How are networks compared in the literature?
There are a number of methods out there that researchers use to compare networks. For the most part comparisons are being made between empirical and model networks. The most basic method available is a direct comparison of network indices such as here in Drossel (2004):
Unfortunately such a direct comparison is fundamentally flawed because of the impact of sampling intensity and size on network indices as well as the correlations between indices. Comparing two networks merely by looking at index values is not a useful exercise then, because of the specificity of each index to a particular network.
Another method, used by Petchey et al. 2008, compares the number of correctly predicted links given by a model for a particular empirical web. I find this method very interesting, because it allows us to compare how well a model performs in predicting a specific network. However, predicting specific links in food webs is going to be much more challenging than predicting network properties, merely because the mechanism for why a link is present can be the result of any of a number of particular mechanisms.

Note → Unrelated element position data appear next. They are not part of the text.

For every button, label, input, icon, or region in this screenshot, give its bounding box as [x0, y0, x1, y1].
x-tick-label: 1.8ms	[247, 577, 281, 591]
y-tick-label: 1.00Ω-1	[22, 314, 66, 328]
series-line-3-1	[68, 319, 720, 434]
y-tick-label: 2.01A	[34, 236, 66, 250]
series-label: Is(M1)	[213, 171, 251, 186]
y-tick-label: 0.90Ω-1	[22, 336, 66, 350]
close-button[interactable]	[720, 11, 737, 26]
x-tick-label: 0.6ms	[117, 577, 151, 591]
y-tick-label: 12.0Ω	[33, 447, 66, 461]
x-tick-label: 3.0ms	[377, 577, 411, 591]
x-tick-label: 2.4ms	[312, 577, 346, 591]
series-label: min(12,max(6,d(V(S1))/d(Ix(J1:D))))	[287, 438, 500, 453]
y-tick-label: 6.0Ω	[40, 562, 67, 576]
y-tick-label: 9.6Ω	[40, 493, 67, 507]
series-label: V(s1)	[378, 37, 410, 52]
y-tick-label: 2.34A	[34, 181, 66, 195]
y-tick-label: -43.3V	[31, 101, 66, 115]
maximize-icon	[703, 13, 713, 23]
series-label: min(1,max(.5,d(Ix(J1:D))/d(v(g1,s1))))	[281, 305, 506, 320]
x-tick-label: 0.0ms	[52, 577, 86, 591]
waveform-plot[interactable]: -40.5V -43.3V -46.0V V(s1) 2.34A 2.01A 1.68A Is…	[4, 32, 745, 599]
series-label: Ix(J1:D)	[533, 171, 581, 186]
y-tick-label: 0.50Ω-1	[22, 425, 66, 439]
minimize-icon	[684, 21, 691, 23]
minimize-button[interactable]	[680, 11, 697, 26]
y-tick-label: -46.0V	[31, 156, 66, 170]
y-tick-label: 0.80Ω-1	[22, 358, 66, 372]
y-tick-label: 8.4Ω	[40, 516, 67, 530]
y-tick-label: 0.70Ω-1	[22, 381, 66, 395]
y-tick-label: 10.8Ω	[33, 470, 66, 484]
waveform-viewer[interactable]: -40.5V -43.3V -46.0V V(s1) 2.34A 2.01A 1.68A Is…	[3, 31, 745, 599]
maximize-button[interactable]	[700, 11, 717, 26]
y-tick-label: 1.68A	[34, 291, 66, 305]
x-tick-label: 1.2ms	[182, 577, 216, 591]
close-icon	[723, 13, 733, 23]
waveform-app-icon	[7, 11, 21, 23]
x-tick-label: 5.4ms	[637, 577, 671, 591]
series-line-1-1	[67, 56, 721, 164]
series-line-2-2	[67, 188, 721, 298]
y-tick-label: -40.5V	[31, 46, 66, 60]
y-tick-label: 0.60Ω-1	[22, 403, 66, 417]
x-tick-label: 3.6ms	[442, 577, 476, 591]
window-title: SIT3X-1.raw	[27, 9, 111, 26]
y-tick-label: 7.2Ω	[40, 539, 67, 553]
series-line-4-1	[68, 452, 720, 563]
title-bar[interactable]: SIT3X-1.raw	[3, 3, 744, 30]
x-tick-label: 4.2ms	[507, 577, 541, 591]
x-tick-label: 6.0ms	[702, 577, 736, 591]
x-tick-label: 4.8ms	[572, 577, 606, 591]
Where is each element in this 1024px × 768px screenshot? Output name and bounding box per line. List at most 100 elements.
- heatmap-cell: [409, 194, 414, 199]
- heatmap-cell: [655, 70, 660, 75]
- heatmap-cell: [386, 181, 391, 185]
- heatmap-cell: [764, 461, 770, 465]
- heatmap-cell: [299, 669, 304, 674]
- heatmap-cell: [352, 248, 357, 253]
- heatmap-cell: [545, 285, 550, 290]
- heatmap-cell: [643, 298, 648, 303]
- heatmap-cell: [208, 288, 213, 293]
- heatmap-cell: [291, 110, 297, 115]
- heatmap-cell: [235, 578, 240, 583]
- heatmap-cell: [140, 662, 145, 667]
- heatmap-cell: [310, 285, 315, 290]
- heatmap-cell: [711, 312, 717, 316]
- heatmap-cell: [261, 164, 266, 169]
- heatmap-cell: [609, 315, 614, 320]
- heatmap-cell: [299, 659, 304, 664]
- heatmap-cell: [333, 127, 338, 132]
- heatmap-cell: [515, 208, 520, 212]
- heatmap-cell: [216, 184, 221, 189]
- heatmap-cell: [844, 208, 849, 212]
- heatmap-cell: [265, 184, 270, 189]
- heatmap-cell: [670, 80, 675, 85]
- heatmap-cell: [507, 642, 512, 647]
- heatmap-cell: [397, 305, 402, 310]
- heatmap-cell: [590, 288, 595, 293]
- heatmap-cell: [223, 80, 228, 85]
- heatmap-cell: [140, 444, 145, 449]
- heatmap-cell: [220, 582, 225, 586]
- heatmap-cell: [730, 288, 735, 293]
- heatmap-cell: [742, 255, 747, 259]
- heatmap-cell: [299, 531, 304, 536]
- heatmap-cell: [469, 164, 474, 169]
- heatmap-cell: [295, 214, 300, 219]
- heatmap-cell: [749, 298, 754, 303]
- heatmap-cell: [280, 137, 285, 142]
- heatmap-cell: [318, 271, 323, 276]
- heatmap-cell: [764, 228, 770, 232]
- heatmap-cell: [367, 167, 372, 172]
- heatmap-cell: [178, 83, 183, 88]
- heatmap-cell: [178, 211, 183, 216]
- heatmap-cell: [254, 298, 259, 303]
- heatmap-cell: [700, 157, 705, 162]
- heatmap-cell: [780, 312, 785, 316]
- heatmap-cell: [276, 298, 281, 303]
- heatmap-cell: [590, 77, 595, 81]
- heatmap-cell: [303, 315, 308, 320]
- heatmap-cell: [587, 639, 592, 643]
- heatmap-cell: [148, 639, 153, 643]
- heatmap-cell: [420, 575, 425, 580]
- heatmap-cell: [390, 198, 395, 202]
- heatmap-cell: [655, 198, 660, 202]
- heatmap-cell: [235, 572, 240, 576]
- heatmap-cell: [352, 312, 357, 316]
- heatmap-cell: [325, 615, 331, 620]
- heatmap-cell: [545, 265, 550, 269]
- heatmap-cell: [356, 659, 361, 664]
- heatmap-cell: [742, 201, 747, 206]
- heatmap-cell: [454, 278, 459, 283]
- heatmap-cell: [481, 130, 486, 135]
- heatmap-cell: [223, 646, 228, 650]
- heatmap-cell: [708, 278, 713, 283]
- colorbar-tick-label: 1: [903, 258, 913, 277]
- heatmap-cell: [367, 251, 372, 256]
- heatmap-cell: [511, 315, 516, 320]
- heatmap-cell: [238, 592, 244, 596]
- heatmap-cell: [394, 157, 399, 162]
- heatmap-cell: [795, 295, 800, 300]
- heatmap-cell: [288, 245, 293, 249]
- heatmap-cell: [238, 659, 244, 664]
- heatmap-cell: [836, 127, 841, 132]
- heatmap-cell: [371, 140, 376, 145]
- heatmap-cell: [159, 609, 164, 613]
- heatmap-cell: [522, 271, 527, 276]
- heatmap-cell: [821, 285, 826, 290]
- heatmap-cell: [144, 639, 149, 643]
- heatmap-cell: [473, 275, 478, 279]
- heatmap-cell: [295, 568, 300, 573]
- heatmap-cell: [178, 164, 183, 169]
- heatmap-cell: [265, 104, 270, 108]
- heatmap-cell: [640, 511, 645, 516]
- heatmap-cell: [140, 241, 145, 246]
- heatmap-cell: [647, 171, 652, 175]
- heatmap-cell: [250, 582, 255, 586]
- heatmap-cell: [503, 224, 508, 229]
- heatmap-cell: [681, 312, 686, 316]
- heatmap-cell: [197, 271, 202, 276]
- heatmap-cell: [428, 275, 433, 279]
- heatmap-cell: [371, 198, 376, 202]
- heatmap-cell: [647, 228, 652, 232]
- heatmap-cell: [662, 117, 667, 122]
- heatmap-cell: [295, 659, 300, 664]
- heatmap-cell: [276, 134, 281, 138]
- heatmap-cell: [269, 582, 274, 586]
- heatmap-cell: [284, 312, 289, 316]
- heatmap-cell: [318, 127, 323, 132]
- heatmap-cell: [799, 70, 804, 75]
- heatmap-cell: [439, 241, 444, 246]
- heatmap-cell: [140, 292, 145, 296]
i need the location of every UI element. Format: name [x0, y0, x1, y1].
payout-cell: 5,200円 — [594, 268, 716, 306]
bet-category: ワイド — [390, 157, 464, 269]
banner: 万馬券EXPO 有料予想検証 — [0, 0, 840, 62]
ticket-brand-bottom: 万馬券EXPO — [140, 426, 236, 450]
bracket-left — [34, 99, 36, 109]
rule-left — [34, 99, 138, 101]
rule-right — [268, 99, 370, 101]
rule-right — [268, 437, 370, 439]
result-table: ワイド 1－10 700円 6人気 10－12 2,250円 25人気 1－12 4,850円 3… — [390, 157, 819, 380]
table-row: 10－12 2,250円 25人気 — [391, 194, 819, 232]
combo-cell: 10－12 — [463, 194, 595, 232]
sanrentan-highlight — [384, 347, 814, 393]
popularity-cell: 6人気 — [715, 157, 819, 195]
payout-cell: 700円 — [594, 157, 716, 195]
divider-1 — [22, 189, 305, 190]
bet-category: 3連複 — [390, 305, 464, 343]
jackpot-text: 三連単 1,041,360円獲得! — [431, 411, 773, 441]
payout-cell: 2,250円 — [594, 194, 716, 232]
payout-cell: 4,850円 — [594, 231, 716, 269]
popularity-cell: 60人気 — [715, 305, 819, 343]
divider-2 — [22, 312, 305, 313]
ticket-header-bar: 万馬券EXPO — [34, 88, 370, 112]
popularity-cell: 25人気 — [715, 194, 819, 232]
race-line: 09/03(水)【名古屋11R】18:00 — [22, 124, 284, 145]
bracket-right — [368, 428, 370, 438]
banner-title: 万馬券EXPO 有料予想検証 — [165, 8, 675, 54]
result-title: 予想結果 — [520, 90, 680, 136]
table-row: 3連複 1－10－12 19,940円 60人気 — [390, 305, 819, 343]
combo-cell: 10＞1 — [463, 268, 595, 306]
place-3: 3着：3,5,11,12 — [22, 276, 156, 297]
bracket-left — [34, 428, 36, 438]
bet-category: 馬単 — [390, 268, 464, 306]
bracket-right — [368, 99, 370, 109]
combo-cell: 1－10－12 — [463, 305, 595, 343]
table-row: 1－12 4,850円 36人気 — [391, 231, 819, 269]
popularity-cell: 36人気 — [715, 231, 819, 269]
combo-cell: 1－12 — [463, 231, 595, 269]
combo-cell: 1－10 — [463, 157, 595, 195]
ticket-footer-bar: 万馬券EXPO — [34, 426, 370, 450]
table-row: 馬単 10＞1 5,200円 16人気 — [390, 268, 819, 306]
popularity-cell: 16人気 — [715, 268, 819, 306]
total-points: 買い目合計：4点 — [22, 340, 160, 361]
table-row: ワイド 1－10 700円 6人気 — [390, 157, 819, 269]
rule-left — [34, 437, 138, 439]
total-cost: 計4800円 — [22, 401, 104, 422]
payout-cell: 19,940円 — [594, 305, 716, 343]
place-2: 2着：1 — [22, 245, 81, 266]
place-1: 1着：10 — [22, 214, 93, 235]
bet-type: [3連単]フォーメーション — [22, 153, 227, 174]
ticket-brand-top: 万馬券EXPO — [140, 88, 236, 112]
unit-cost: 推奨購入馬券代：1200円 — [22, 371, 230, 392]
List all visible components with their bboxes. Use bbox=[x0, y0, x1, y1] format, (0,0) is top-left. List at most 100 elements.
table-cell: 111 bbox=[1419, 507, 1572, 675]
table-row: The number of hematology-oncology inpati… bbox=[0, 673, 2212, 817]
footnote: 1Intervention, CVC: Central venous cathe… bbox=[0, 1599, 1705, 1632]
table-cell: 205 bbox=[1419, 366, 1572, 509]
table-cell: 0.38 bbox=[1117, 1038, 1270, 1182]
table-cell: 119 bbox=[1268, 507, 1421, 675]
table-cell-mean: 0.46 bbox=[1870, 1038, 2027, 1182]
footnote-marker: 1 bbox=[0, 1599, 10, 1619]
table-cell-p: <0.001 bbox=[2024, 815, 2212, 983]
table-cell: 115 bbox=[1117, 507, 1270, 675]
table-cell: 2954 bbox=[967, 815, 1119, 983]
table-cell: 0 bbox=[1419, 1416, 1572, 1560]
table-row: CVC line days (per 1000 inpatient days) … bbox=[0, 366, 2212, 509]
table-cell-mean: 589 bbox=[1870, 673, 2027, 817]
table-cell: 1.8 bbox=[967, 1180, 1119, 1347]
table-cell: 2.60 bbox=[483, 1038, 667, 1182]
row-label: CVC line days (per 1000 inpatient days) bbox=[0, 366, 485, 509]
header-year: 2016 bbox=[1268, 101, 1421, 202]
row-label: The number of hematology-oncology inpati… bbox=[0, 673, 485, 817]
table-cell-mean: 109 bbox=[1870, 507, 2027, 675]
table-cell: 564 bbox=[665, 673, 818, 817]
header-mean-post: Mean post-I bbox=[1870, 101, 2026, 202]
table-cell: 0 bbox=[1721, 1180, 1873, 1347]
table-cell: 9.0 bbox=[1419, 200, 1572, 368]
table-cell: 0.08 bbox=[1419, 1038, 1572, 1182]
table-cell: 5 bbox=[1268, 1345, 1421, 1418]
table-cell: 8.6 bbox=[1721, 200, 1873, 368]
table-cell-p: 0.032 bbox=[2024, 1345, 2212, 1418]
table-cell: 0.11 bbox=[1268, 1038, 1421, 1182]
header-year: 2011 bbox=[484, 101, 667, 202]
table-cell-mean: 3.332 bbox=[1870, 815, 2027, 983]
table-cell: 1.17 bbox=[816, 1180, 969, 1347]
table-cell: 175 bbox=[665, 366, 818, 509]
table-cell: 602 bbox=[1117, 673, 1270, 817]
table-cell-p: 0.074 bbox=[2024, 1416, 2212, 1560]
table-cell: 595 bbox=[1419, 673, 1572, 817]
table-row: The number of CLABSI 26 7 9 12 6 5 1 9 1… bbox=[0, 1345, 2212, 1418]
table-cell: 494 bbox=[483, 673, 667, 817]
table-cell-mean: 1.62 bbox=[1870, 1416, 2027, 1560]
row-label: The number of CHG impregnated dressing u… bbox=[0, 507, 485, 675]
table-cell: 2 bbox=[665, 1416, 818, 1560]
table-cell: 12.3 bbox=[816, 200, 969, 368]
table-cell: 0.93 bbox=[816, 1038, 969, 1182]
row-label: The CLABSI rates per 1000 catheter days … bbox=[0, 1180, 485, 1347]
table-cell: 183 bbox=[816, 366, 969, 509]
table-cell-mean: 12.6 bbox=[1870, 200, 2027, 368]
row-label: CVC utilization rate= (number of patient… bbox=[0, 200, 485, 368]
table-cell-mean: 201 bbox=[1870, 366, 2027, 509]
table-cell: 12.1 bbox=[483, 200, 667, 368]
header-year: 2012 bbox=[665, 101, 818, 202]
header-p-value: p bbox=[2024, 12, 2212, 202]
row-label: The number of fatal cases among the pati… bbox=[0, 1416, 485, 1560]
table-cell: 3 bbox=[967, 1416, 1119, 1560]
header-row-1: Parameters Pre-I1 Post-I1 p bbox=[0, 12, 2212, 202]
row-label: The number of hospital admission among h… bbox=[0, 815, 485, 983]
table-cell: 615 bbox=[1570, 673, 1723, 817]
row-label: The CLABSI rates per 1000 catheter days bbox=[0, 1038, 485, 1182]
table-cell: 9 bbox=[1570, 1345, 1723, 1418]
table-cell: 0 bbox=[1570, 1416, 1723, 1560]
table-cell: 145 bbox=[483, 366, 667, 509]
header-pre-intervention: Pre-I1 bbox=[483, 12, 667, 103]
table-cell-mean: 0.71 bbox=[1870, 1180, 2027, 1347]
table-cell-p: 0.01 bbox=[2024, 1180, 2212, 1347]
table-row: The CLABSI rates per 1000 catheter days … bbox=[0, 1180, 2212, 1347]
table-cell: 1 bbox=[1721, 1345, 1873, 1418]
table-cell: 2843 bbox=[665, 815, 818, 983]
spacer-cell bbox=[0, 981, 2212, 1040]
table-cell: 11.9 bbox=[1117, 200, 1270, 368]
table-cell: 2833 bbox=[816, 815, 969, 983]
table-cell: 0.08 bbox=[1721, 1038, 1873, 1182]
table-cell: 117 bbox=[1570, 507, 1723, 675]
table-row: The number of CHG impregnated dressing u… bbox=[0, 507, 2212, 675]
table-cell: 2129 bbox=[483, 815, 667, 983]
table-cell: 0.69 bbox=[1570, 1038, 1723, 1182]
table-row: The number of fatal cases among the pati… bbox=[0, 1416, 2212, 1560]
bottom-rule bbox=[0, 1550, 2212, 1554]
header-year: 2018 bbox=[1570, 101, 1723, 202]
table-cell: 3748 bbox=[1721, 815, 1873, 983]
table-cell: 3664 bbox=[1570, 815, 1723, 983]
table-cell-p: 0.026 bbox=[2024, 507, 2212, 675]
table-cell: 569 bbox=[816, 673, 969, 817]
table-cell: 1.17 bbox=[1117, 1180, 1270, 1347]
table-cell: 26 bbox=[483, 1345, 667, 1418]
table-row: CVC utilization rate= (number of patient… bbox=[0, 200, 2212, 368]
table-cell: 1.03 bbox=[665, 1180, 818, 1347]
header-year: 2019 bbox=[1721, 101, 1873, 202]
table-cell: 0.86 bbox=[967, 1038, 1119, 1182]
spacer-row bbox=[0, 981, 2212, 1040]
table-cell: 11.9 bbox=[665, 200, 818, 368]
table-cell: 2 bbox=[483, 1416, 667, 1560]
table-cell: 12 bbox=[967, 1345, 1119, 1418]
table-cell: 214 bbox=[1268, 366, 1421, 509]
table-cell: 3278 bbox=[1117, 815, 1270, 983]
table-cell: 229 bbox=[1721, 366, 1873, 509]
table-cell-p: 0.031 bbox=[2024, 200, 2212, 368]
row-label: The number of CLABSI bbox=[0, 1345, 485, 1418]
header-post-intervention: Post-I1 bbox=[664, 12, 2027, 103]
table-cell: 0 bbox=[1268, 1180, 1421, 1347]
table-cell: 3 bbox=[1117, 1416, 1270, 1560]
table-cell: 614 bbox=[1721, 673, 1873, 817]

Jeremy Fox, in 2006 noted that a serious issue of using network indices to compare food webs is that many of these indices are robust to small re-wiring changes. Instead he uses something he calls “structural stability.” Structural stability of a network represents the degree to which a food web is qualitatively stable based on the matrix of zeros and ones. In theory I think that this measure could be very useful. However, I do not agree that the stability (in the sense of the maximum real part of the largest eigenvalue) of the matrix of zeros and ones is the best way to measure how qualitatively stable a network is. I think that a better measure would be to determine the fraction of interaction strength combinations that allow the network to be quantitatively stable. Because a qualitatively stable network should be robust to small changes in interaction strengths, a more qualitatively stable network should be stable proportionally more.
I also want to mention a comparison of model performance using Akaike Information Criterion (AIC). This method is commonly used in statistics to determine which model is better. Nonetheless AIC rarely makes an appearance in food web literature, despite the fact that models are often the subject of papers. In most of the literature I have read there have been numerous and repeated comparisons of the major phenomenological food web models (e.g. cascade, niche, nested-heirarchy) AIC has not been used as a comparison tool.
A method that I am currently leaning towards using that I want to mention is comparing patterns of sub-graph representation across networks (shown below from Stouffer et al. 2007).
The reason that I like this method is that it allows for comparison of the architecture of the network. Subgraphs are fundamentally the building blocks of networks, and thus you would presume that two networks that are similar should be built from the same building blocks. Since I am ultimately interested in how the structure and structural properties of networks change over time I see this method as the best way to determine if modeled networks are accurately depicting real webs. Yet I don’t think that this fully captures the ecology required to fully compare networks across time and space. I think that nonetheless using Stouffer’s method in conjunction with other, more ecologically based comparison (such as the next method I will describe) could provide a powerful test.
This last method I will talk about has been developed recently, and I was just reminded of the paper by Timothy Poisot in the comments of Part 1 of this series. The paper is called The dissimilarity of species interaction networks published this past September in Ecology Letters. Poisot and colleagues have developed a method for determining the beta diversity of species interactions. Noting that differences in the networks may be due to either compositional differences, differences in the interactions of shared species, or some combination of the two; they partition the dissimilarity into measures related to specific mechanisms (e.g. dissimilarity of interactions, dissimilarity in species composition, etc).
I think that this is a strong method for comparing different networks, especially when drawing comparisons between networks based on empirical data (over time or space). When comparing empirical and modeled networks I think it becomes less powerful of a method, since presumably there will be only be dissimilarity in interactions, and none in species composition or turnover. In contrast when examining real webs over time or space you would expect at least some differences in each component of dissimilarity.